For prospective investors, financial experts believe that the time might be getting close for them to buy into the sector, but for existing shareholders the prospects seems less rosy as profits look set to plummet, followed by share dividends.
Commodity prices hit
In its financial briefing concerning the sector, BMO said the fact that commodity prices are set to rise still further means that further volatility for personal care companies on the stock markets may be 'prolonged'.
In particular, BMO cut the rating for Procter & Gamble, the world's largest consumer goods player, from 'market perform' to 'outperform', despite stressing the fact that the company might be less affected by commodity pricing pressures than other players.
On the stock market talk of acquisitions, personnel changes and the impact of lowered financial outlooks meant that Wall Street share prices suffered last week, with some of the biggest global players being effected.
Big company share values fall
Revlon shares fell 6.3 percent on Friday, while Estee Lauder's share prices fell 60 cents to $43.41.

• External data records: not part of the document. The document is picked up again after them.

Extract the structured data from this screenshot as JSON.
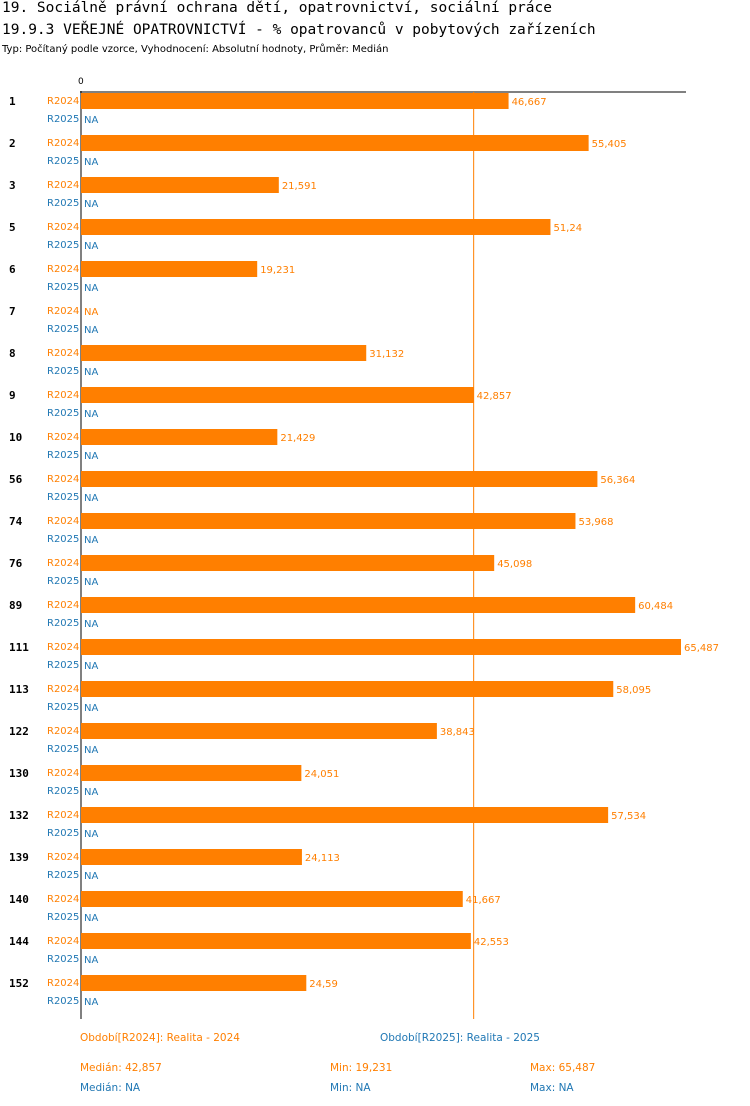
{
  "header": {
    "title_line1": "19. Sociálně právní ochrana dětí, opatrovnictví, sociální práce",
    "title_line2": "19.9.3 VEŘEJNÉ OPATROVNICTVÍ - % opatrovanců v pobytových zařízeních",
    "subtitle": "Typ: Počítaný podle vzorce, Vyhodnocení: Absolutní hodnoty, Průměr: Medián"
  },
  "colors": {
    "r2024": "#ff7f00",
    "r2025": "#1f77b4",
    "axis": "#000000",
    "median_line": "#ff7f00"
  },
  "chart_data": {
    "type": "bar",
    "orientation": "horizontal",
    "title": "19.9.3 VEŘEJNÉ OPATROVNICTVÍ - % opatrovanců v pobytových zařízeních",
    "x_tick_label": "0",
    "xlim": [
      0,
      65.487
    ],
    "median_reference": 42.857,
    "categories": [
      "1",
      "2",
      "3",
      "5",
      "6",
      "7",
      "8",
      "9",
      "10",
      "56",
      "74",
      "76",
      "89",
      "111",
      "113",
      "122",
      "130",
      "132",
      "139",
      "140",
      "144",
      "152"
    ],
    "series": [
      {
        "name": "R2024",
        "values": [
          46.667,
          55.405,
          21.591,
          51.24,
          19.231,
          null,
          31.132,
          42.857,
          21.429,
          56.364,
          53.968,
          45.098,
          60.484,
          65.487,
          58.095,
          38.843,
          24.051,
          57.534,
          24.113,
          41.667,
          42.553,
          24.59
        ],
        "labels": [
          "46,667",
          "55,405",
          "21,591",
          "51,24",
          "19,231",
          "NA",
          "31,132",
          "42,857",
          "21,429",
          "56,364",
          "53,968",
          "45,098",
          "60,484",
          "65,487",
          "58,095",
          "38,843",
          "24,051",
          "57,534",
          "24,113",
          "41,667",
          "42,553",
          "24,59"
        ]
      },
      {
        "name": "R2025",
        "values": [
          null,
          null,
          null,
          null,
          null,
          null,
          null,
          null,
          null,
          null,
          null,
          null,
          null,
          null,
          null,
          null,
          null,
          null,
          null,
          null,
          null,
          null
        ],
        "labels": [
          "NA",
          "NA",
          "NA",
          "NA",
          "NA",
          "NA",
          "NA",
          "NA",
          "NA",
          "NA",
          "NA",
          "NA",
          "NA",
          "NA",
          "NA",
          "NA",
          "NA",
          "NA",
          "NA",
          "NA",
          "NA",
          "NA"
        ]
      }
    ]
  },
  "legend": {
    "period_2024": "Období[R2024]: Realita - 2024",
    "period_2025": "Období[R2025]: Realita - 2025",
    "r2024": {
      "median": "Medián: 42,857",
      "min": "Min: 19,231",
      "max": "Max: 65,487"
    },
    "r2025": {
      "median": "Medián: NA",
      "min": "Min: NA",
      "max": "Max: NA"
    }
  }
}
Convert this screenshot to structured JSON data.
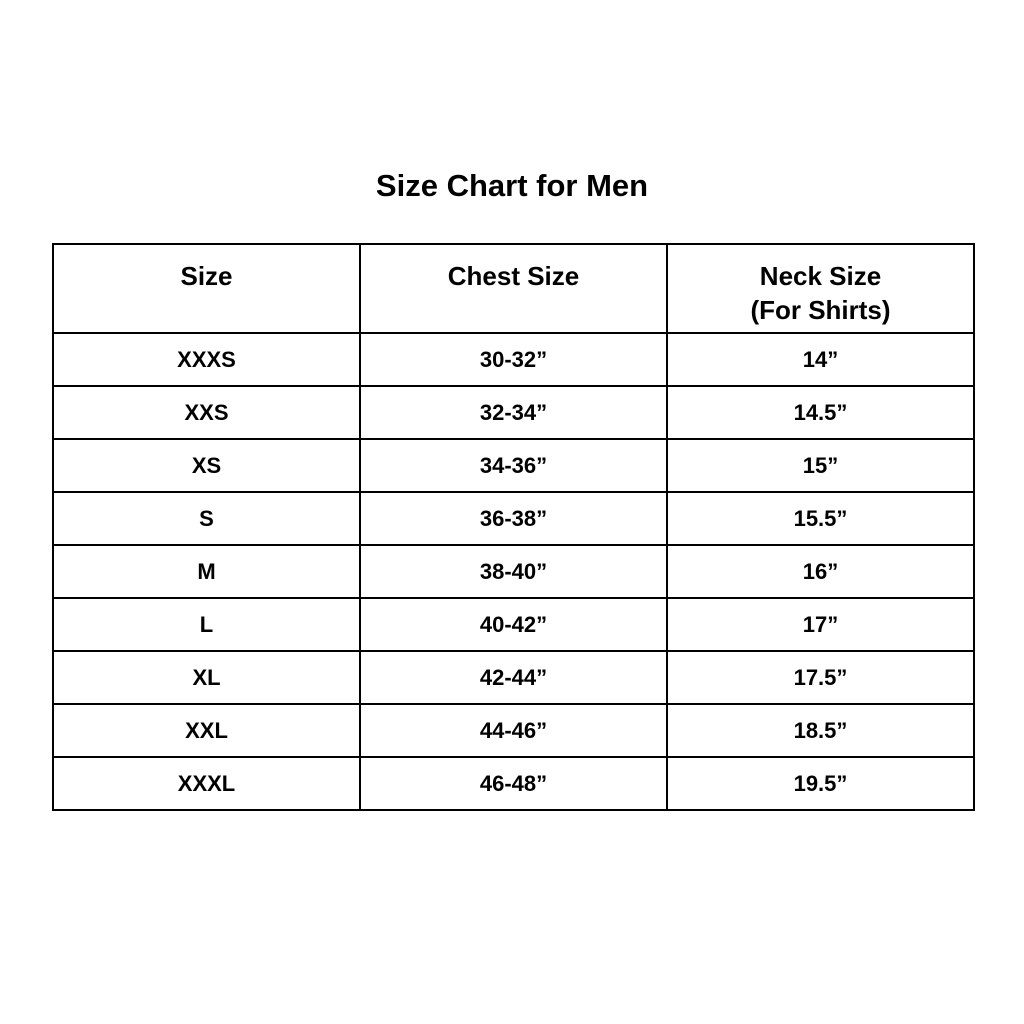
{
  "title": "Size Chart for Men",
  "headers": {
    "size": "Size",
    "chest": "Chest Size",
    "neck": "Neck Size",
    "neck_sub": "(For Shirts)"
  },
  "rows": [
    {
      "size": "XXXS",
      "chest": "30-32”",
      "neck": "14”"
    },
    {
      "size": "XXS",
      "chest": "32-34”",
      "neck": "14.5”"
    },
    {
      "size": "XS",
      "chest": "34-36”",
      "neck": "15”"
    },
    {
      "size": "S",
      "chest": "36-38”",
      "neck": "15.5”"
    },
    {
      "size": "M",
      "chest": "38-40”",
      "neck": "16”"
    },
    {
      "size": "L",
      "chest": "40-42”",
      "neck": "17”"
    },
    {
      "size": "XL",
      "chest": "42-44”",
      "neck": "17.5”"
    },
    {
      "size": "XXL",
      "chest": "44-46”",
      "neck": "18.5”"
    },
    {
      "size": "XXXL",
      "chest": "46-48”",
      "neck": "19.5”"
    }
  ]
}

Shares in Elizabeth Arden also slipped by 8 cents to $15.40, while shares in Avon Products fell by 16 cents to $36.21.
Although it was a tough week for the industry, one major underlying problem that is likely to have longer lasting repurcussions is the price of commodities, a factor that seems to be shaking the industry's foundations right now.
Oil prices add to pressures
Key to this is the price of oil, which is affecting every area of manufacturing, increasing prices of energy and transportation costs in particular.
Two weeks ago the price of oil hit record levels of around $145 a barrel but last week dropped below the $130 mark as fresh supplies helped to ease the pricing situation.
However, with many financial experts predicting that prices could exceed $200 a barrel by the end of the year, the outlook looks unsteady for the short- to mid-term.